THE demise of David Flatman Ltd (known as Bargain Books or Bookworld) represents the failure of the last home-grown Scottish book retailer. For the first time Scotland is without a book retailing sector it can call its own. The rot spreads wider than that. The entire library supply sector in Scotland has collapsed. Book wholesaling in Scotland is represented by one indigenous company - Bookspeed. This company is the sole survivor of an industry which included such names as James Thin and John Smith.

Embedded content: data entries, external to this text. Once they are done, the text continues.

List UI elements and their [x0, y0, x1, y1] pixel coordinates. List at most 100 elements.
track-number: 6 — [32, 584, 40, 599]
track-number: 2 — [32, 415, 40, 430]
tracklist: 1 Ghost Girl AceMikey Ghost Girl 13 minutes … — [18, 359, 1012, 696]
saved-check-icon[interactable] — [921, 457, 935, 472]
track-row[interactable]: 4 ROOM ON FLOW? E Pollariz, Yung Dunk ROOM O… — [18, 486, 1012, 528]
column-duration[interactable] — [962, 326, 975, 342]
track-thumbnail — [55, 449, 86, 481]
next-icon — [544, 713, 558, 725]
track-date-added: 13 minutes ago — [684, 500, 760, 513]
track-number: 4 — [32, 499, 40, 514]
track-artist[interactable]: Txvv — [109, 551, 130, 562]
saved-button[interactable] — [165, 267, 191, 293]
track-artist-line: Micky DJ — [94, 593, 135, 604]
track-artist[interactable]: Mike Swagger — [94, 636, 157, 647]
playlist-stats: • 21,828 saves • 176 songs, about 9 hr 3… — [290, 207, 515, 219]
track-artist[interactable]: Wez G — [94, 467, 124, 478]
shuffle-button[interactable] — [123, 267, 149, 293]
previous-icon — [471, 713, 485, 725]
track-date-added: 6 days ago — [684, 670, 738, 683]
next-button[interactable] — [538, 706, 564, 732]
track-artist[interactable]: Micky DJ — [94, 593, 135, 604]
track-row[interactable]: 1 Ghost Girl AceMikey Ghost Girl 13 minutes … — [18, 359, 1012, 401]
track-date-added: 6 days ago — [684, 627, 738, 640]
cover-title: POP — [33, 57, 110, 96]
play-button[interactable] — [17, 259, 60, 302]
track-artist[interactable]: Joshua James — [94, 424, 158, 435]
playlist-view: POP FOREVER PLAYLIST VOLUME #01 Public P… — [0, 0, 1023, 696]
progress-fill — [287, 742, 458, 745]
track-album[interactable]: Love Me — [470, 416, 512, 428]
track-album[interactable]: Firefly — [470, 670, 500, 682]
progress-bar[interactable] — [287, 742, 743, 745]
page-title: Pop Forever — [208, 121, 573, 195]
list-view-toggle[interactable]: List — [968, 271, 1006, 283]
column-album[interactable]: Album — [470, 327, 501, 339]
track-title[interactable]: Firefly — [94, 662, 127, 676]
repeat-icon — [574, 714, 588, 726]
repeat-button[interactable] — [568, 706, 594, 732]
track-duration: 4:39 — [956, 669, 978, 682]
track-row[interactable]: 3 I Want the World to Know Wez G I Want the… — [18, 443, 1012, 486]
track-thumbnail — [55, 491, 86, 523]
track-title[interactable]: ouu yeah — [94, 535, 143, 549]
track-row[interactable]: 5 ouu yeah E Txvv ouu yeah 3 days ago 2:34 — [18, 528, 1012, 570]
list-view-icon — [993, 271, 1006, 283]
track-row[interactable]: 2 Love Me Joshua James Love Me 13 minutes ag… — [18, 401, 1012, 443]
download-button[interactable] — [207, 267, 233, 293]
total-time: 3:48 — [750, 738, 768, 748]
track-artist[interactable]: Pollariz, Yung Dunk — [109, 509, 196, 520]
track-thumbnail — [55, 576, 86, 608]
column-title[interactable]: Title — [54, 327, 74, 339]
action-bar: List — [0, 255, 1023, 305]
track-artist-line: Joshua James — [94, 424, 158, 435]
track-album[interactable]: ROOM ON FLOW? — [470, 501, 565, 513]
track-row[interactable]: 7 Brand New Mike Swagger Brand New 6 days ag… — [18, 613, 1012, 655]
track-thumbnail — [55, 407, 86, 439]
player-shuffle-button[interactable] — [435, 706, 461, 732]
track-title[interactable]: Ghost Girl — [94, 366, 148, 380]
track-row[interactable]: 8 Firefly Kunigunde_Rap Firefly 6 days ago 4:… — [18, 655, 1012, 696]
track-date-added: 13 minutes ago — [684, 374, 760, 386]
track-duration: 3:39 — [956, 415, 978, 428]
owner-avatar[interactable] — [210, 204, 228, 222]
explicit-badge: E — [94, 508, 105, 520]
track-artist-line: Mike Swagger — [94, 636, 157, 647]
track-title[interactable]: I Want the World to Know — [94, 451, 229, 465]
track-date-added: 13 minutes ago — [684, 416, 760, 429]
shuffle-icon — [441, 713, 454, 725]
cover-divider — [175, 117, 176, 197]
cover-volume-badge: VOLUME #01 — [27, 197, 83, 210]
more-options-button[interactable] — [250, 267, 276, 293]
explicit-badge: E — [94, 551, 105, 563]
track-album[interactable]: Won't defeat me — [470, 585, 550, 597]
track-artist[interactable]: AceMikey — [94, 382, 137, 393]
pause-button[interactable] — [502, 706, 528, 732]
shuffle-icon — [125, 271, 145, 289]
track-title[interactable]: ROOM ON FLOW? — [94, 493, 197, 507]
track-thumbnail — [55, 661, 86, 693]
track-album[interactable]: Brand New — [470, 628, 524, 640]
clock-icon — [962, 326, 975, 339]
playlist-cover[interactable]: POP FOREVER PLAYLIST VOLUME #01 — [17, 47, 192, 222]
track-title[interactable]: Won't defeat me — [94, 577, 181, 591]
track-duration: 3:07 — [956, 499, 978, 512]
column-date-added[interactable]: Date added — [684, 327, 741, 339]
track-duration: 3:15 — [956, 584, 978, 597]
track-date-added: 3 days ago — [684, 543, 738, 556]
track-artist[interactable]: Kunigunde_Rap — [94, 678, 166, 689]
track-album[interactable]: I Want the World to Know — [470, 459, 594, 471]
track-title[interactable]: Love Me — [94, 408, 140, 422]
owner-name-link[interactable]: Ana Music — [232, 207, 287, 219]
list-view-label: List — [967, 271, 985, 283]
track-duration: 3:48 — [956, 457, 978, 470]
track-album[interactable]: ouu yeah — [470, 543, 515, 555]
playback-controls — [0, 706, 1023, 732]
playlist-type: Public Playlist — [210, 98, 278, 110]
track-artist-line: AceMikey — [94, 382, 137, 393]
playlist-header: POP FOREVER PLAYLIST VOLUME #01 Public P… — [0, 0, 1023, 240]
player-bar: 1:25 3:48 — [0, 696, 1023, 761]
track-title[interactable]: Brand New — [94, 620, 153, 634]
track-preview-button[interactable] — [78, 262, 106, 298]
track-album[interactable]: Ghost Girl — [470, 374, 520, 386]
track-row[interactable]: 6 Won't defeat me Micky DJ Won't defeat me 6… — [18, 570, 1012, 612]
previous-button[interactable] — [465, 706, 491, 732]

While independent publishing has undergone something of a renaissance in Scotland in recent years, even its largest representatives are small in a UK context, a few shoots amidst the ruins of Nelsons, Blackie, Barthol-omews, and many others. The destruction of the publishing sector took place largely in the 80s and 90s; the destruction of our retailers, library suppliers and wholesalers has taken place entirely under the watchful eye of our executive. Job losses - genuine job loss as opposed to transfer to new owners - are around 750 to 1000.
One might argue that capitalism is a dynamic process and that with destruction comes creation. Well it hasn't. The only two major gains for these losses have been the advent - financed to the sound of trumpets by Scottish Enterprise - of two low-skill pick-and-pack Amazon warehouses in Fife and Gourock. We must be one of the few countries in the world that trumpets the replacement of first-world jobs with third-world. The destruction of hundreds of years of history has taken place in a few short years. This is not a creative or dynamic process, this is an endgame.
Perhaps all those businesses that fell had things wrong with them but there are more fundamental problems. Go to any town centre - I recommend Inverness - and you will see a litany of to let and for sale signs. Camped around them are the gleaming new retail parks where supermarkets and their like strangle the life out of our towns and cities. Yet there is no learn-ing curve as to what these places do.
These places do not welcome locally-owned business. They want chains and brands. And those chains and brands do not want local identity. They want homogenous bland product shipped out in bulk from central warehouses and bought from other bland and faceless corporations. Our councils give them a competitive advantage. You pay to park in a city but you can park for free at a supermarket.
There is a second core reason why entrepreneurship and local business is so difficult in Scotland and it lies squarely at the door of the executive. Something like 50-60% of Scottish GDP is spent by the state. Is there an active policy of engagement with local business, is there any understanding of how co-ordinated expenditure across departments can energise a sector? Is there any coherence about policy-making and expenditure?
The answer is none of the above. There are 60-page procurement docu-ments, quangos ostensibly to help us but consuming most of the resources themselves and there is that answer to everything - the dribble of subsidy.
In 10 years I have watched one of the oldest and proudest professions in Scotland die. I have heard of the letters to some of these companies from Scots who were watching part of their history die. I have heard of individuals sending money to try and stave off the inevitable and I have watched those who are meant to govern us say nothing, do nothing and hear nothing. There is only word to describe my feelings and those of many others who have fought and felt in vain. And that is contempt.
Hugh Andrew, Managing Director, Birlinn Ltd, 10 Newington Road, Edinburgh.